Two Versions, One Heti


July 27, 2012 | by Anna Altman - The Paris Review


I recently picked up a copy of Sheila Heti’s How Should a Person Be?, out last month from Henry Holt, to find a favorite passage. It appeared at the beginning of the novel’s fifth act, or at least it had in the first copy I had read, a Canadian version published by Anansi in September 2010. But flipping through this new edition from Heti’s American publisher, I couldn’t find it. I felt disoriented and wondered if my memory was failing me, and as I looked more closely at the American version, I saw that much else had changed: passages had been deleted or transposed; new characters appeared; objects changed value and form.

After a few minutes of searching, I found the passage I was looking for. It hadn’t changed much between the first publication and the second, but its new placement left me confused, and surprisingly disappointed. I wanted to find the book exactly as I’d left it, and felt the same as Jonathan Franzen, who recently expressed his misgivings about e-books: “When I read a book, I’m handling a specific object in a specific time and place. The fact that when I take the book off the shelf it still says the same thing—that’s reassuring.” Books often feel like restorative, reliable old friends—and although Heti’s book hadn’t forfeited its material qualities, my assurance of its fixity had been shaken.



Thumbing through my two editions, I looked to catalogue what else had changed. The transcribed conversations—one of the unique structural elements of the novel, from conversations Sheila had recorded of her friends talking—remained largely intact; ditto the e-mails, often written in numbered lists, with loose punctuation and lowercase I’s. But throughout, choppy transitions in the Canadian version—from e-mails to sex scenes to parties to Sheila’s ruminations—had been smoothed into something more fluid; scenes were connected and sequenced, with a discernible beginning, middle, and end. Objects transformed and became more precious: rather than drinking champagne from “two coffee cups” to celebrate her best friend Margaux’s birthday, in the first version, they now sipped from Margaux’s “very best cups.” The cumulative effect was of something more carefully crafted, more rounded and finished. Heti had prettified a raw and occasionally ugly text, and this new version seemed declawed, even buffed to a shine, and had lost of some of the rough edges that seemed so novel when I first read it.

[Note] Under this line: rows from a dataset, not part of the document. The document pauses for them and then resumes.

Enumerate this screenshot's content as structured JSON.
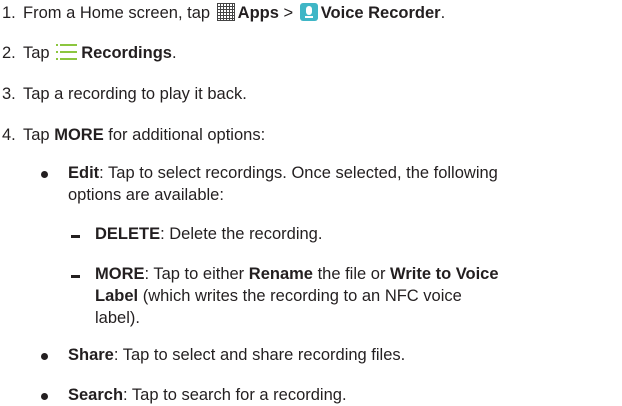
{
  "steps": [
    {
      "num": "1.",
      "prefix": "From a Home screen, tap",
      "apps_icon": "apps-grid-icon",
      "apps_label": "Apps",
      "separator": ">",
      "recorder_icon": "voice-recorder-icon",
      "recorder_label": "Voice Recorder",
      "suffix": "."
    },
    {
      "num": "2.",
      "prefix": "Tap",
      "list_icon": "list-icon",
      "label": "Recordings",
      "suffix": "."
    },
    {
      "num": "3.",
      "text": "Tap a recording to play it back."
    },
    {
      "num": "4.",
      "prefix": "Tap",
      "bold": "MORE",
      "suffix": "for additional options:"
    }
  ],
  "options": [
    {
      "title": "Edit",
      "line1": ": Tap to select recordings. Once selected, the following",
      "line2": "options are available:",
      "sub": [
        {
          "title": "DELETE",
          "text": ": Delete the recording."
        },
        {
          "title": "MORE",
          "pre": ": Tap to either",
          "rename": "Rename",
          "mid": "the file or",
          "write1": "Write to Voice",
          "write2": "Label",
          "post2": "(which writes the recording to an NFC voice",
          "line3": "label)."
        }
      ]
    },
    {
      "title": "Share",
      "text": ": Tap to select and share recording files."
    },
    {
      "title": "Search",
      "text": ": Tap to search for a recording."
    }
  ],
  "colors": {
    "text": "#231f20",
    "apps_icon": "#444444",
    "recorder_icon_bg": "#3fb6c6",
    "list_icon": "#8cc63f"
  }
}
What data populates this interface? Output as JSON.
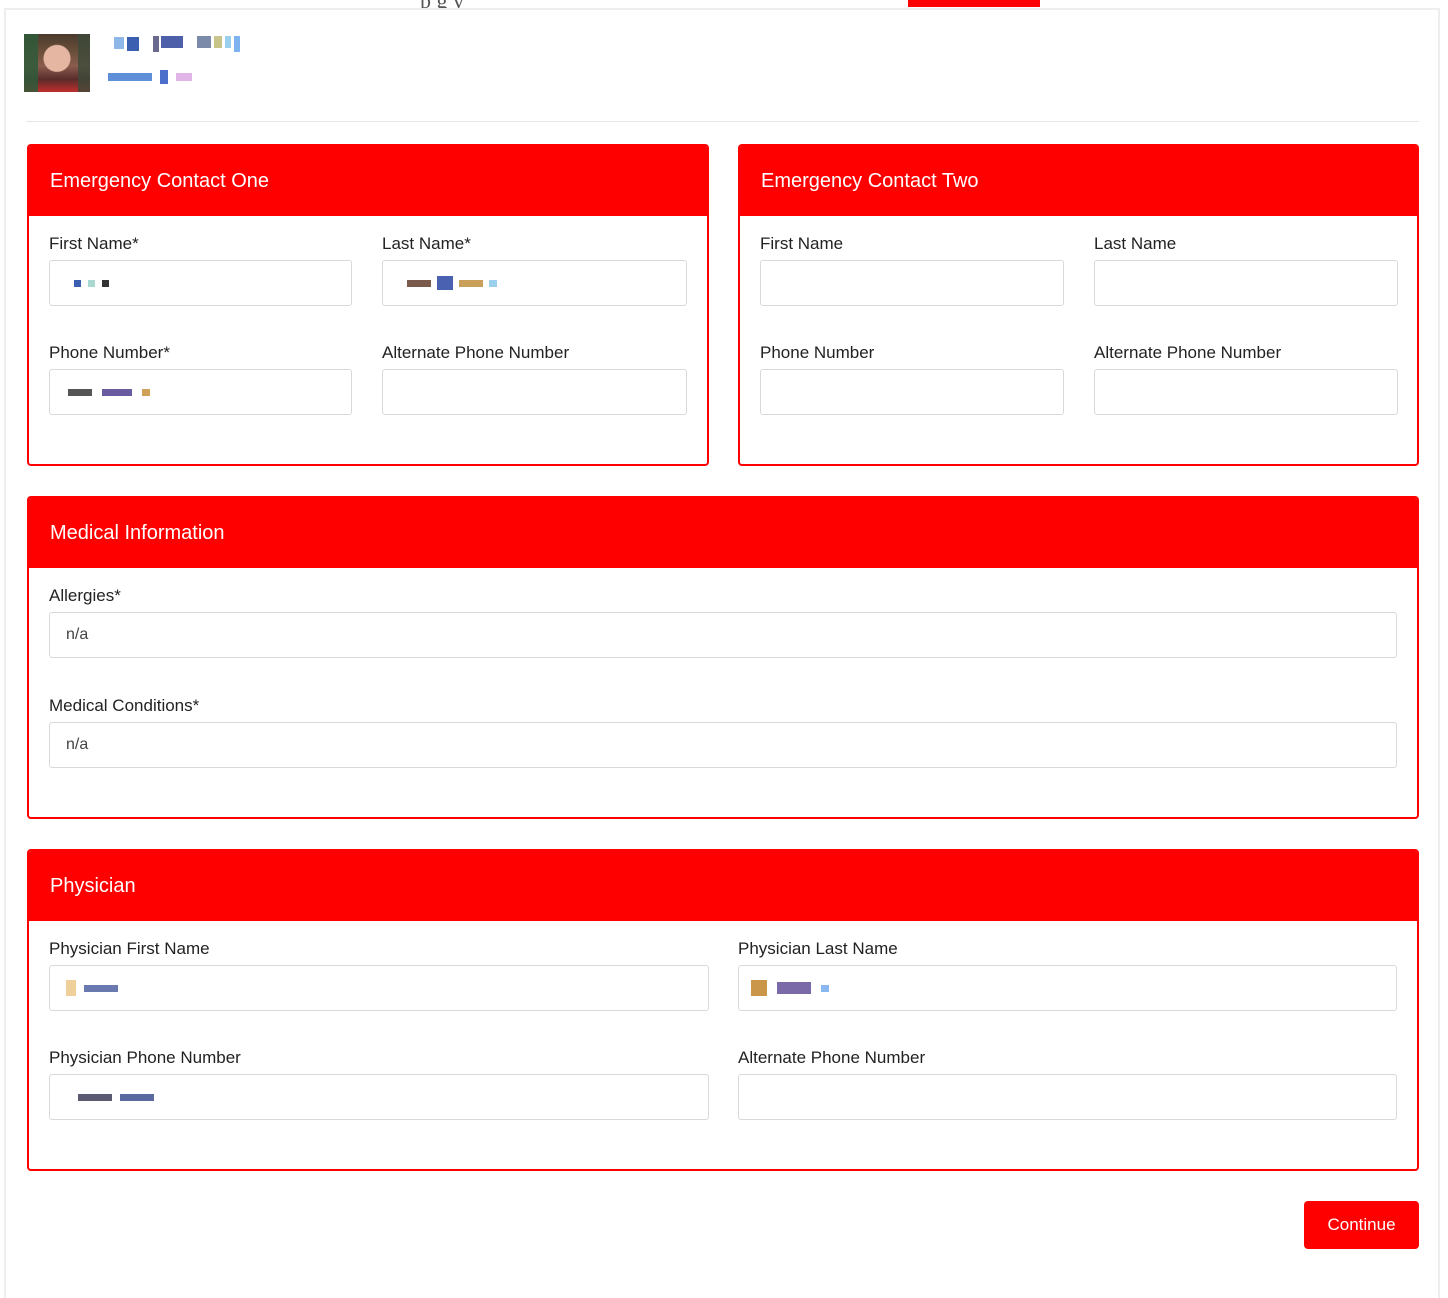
{
  "theme": {
    "accent": "#ff0000",
    "border": "#d9d9d9"
  },
  "header": {
    "top_fragment": "p            g   y"
  },
  "emergency_one": {
    "title": "Emergency Contact One",
    "first_name_label": "First Name*",
    "last_name_label": "Last Name*",
    "phone_label": "Phone Number*",
    "alt_phone_label": "Alternate Phone Number",
    "alt_phone_value": ""
  },
  "emergency_two": {
    "title": "Emergency Contact Two",
    "first_name_label": "First Name",
    "last_name_label": "Last Name",
    "phone_label": "Phone Number",
    "alt_phone_label": "Alternate Phone Number",
    "first_name_value": "",
    "last_name_value": "",
    "phone_value": "",
    "alt_phone_value": ""
  },
  "medical": {
    "title": "Medical Information",
    "allergies_label": "Allergies*",
    "allergies_value": "n/a",
    "conditions_label": "Medical Conditions*",
    "conditions_value": "n/a"
  },
  "physician": {
    "title": "Physician",
    "first_name_label": "Physician First Name",
    "last_name_label": "Physician Last Name",
    "phone_label": "Physician Phone Number",
    "alt_phone_label": "Alternate Phone Number",
    "alt_phone_value": ""
  },
  "actions": {
    "continue_label": "Continue"
  }
}
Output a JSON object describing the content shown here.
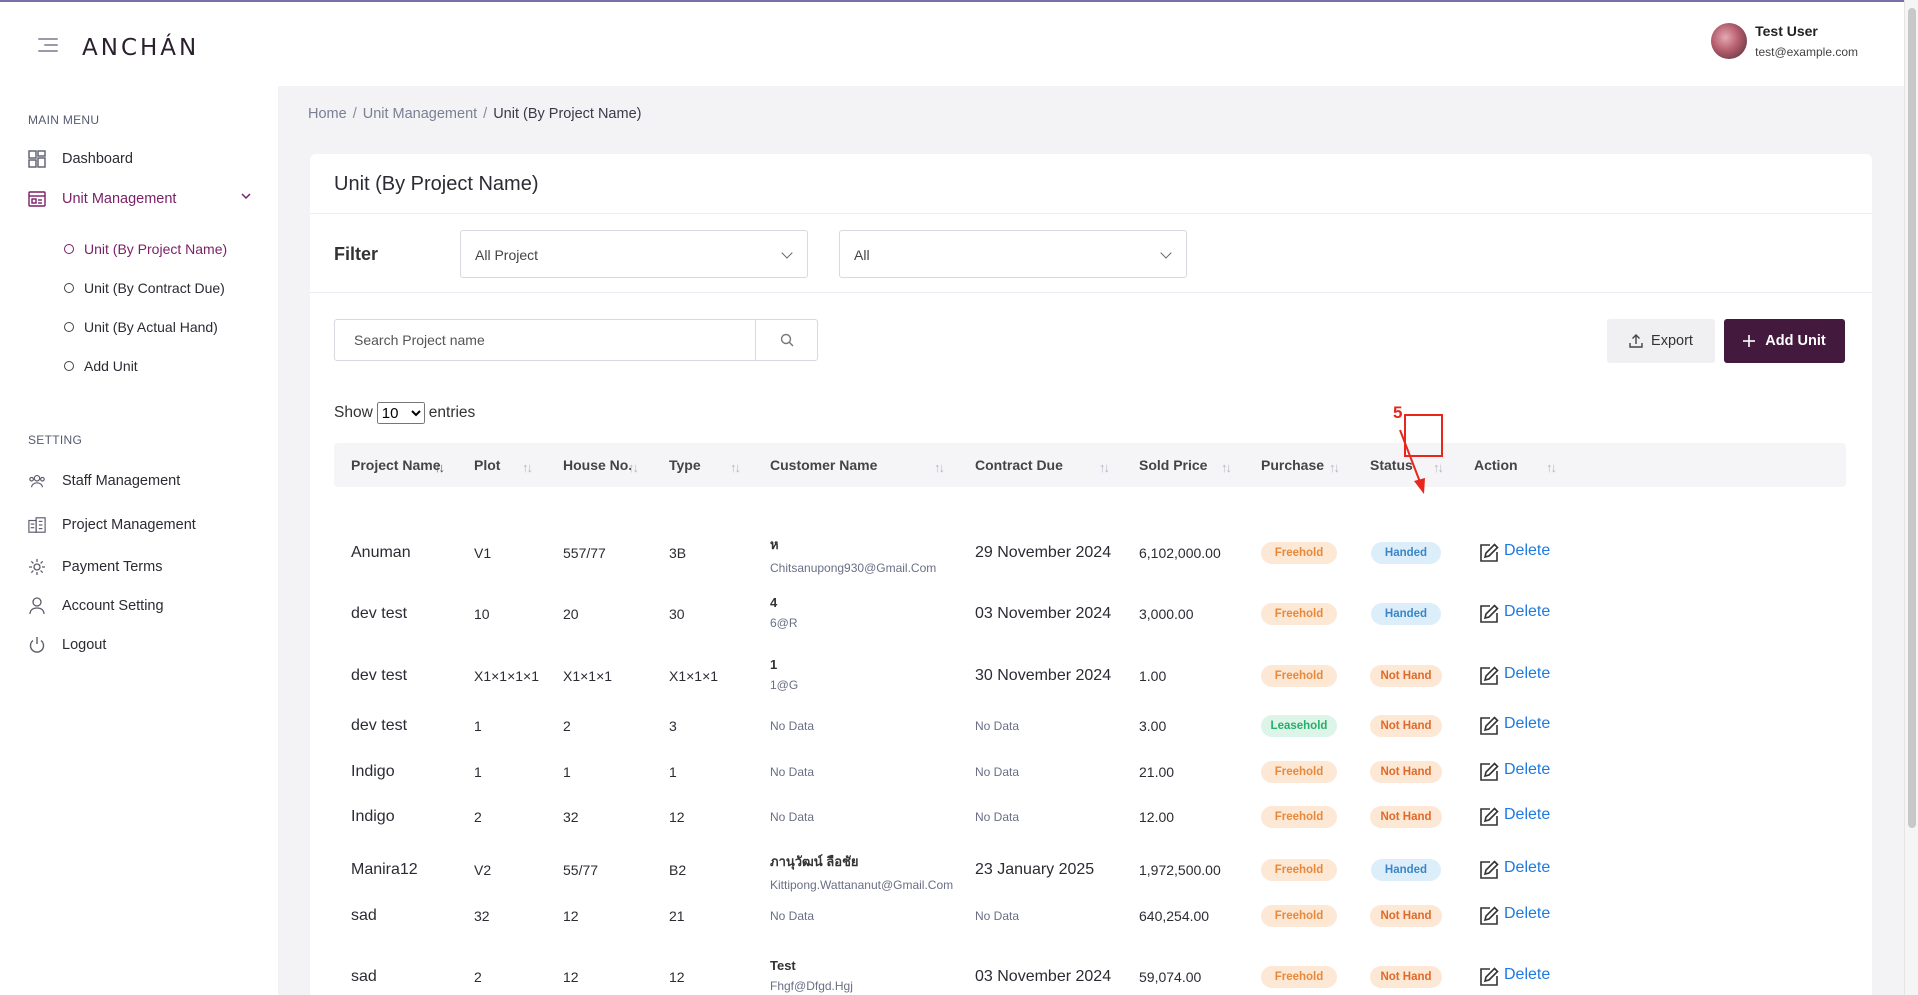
{
  "header": {
    "logo": "ANCHÁN",
    "user_name": "Test User",
    "user_email": "test@example.com"
  },
  "sidebar": {
    "main_menu_label": "MAIN MENU",
    "dashboard": "Dashboard",
    "unit_management": "Unit Management",
    "sub_items": [
      "Unit (By Project Name)",
      "Unit (By Contract Due)",
      "Unit (By Actual Hand)",
      "Add Unit"
    ],
    "setting_label": "SETTING",
    "settings": [
      "Staff Management",
      "Project Management",
      "Payment Terms",
      "Account Setting",
      "Logout"
    ]
  },
  "breadcrumb": [
    "Home",
    "Unit Management",
    "Unit (By Project Name)"
  ],
  "page": {
    "title": "Unit (By Project Name)",
    "filter_label": "Filter",
    "filter_project": "All Project",
    "filter_status": "All",
    "search_placeholder": "Search Project name",
    "export_label": "Export",
    "add_label": "Add Unit",
    "show_label": "Show",
    "entries_value": "10",
    "entries_label": "entries"
  },
  "annotation": {
    "step": "5"
  },
  "table": {
    "headers": [
      "Project Name",
      "Plot",
      "House No.",
      "Type",
      "Customer Name",
      "Contract Due",
      "Sold Price",
      "Purchase",
      "Status",
      "Action"
    ],
    "delete_label": "Delete",
    "no_data": "No Data",
    "rows": [
      {
        "project": "Anuman",
        "plot": "V1",
        "house": "557/77",
        "type": "3B",
        "cust_name": "ห",
        "cust_email": "Chitsanupong930@Gmail.Com",
        "due": "29 November 2024",
        "price": "6,102,000.00",
        "purchase": "Freehold",
        "status": "Handed"
      },
      {
        "project": "dev test",
        "plot": "10",
        "house": "20",
        "type": "30",
        "cust_name": "4",
        "cust_email": "6@R",
        "due": "03 November 2024",
        "price": "3,000.00",
        "purchase": "Freehold",
        "status": "Handed"
      },
      {
        "project": "dev test",
        "plot": "X1×1×1×1",
        "house": "X1×1×1",
        "type": "X1×1×1",
        "cust_name": "1",
        "cust_email": "1@G",
        "due": "30 November 2024",
        "price": "1.00",
        "purchase": "Freehold",
        "status": "Not Hand"
      },
      {
        "project": "dev test",
        "plot": "1",
        "house": "2",
        "type": "3",
        "cust_name": "",
        "cust_email": "",
        "due": "",
        "price": "3.00",
        "purchase": "Leasehold",
        "status": "Not Hand"
      },
      {
        "project": "Indigo",
        "plot": "1",
        "house": "1",
        "type": "1",
        "cust_name": "",
        "cust_email": "",
        "due": "",
        "price": "21.00",
        "purchase": "Freehold",
        "status": "Not Hand"
      },
      {
        "project": "Indigo",
        "plot": "2",
        "house": "32",
        "type": "12",
        "cust_name": "",
        "cust_email": "",
        "due": "",
        "price": "12.00",
        "purchase": "Freehold",
        "status": "Not Hand"
      },
      {
        "project": "Manira12",
        "plot": "V2",
        "house": "55/77",
        "type": "B2",
        "cust_name": "ภานุวัฒน์ ลือชัย",
        "cust_email": "Kittipong.Wattananut@Gmail.Com",
        "due": "23 January 2025",
        "price": "1,972,500.00",
        "purchase": "Freehold",
        "status": "Handed"
      },
      {
        "project": "sad",
        "plot": "32",
        "house": "12",
        "type": "21",
        "cust_name": "",
        "cust_email": "",
        "due": "",
        "price": "640,254.00",
        "purchase": "Freehold",
        "status": "Not Hand"
      },
      {
        "project": "sad",
        "plot": "2",
        "house": "12",
        "type": "12",
        "cust_name": "Test",
        "cust_email": "Fhgf@Dfgd.Hgj",
        "due": "03 November 2024",
        "price": "59,074.00",
        "purchase": "Freehold",
        "status": "Not Hand"
      }
    ]
  }
}
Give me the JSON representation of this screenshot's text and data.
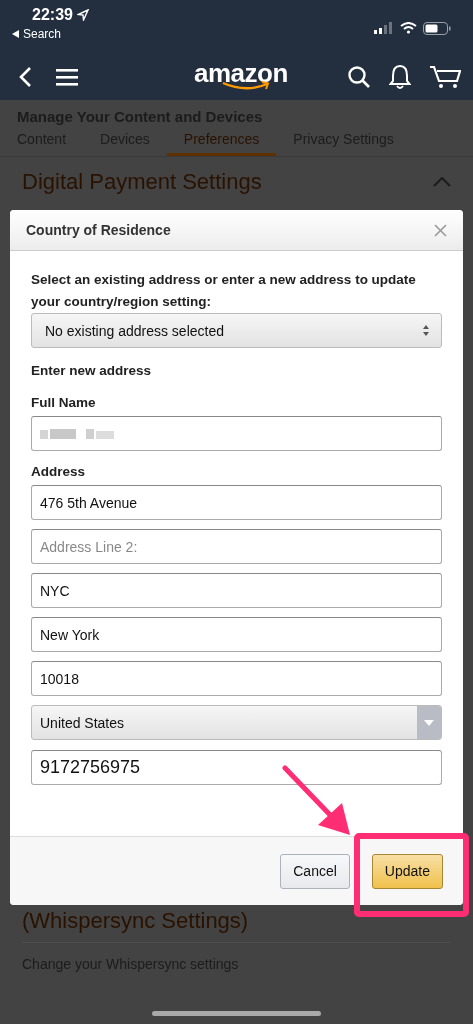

For some writers, a completed book is a discrete, inviolable object. For others, the urge to reread their work with the proverbial red pen is too strong. The prose needs to be trimmed here; a transition snags there. Subsequent iterations can offer a different resolution or style. James Joyce, fashioning his image of the genius-artist, famously reworked Stephen Hero, from an overwrought romantic text into a modernist touchstone. Herman Melville, writing about Moby-Dick, declared, “For small erections may be finished by their first architects; grand ones, true ones, ever leave the copestone to posterity. God keep me from ever completing anything. This whole book is but a draught—nay, but the draught of a draught.” I wondered whether Heti, like Joyce and Melville before her, was wont to revise again and again, glorying in the hard work of her craft—if she imagined many and evolving answers to her book’s evocative question, or if she had finally fashioned a suitable copestone to answer it.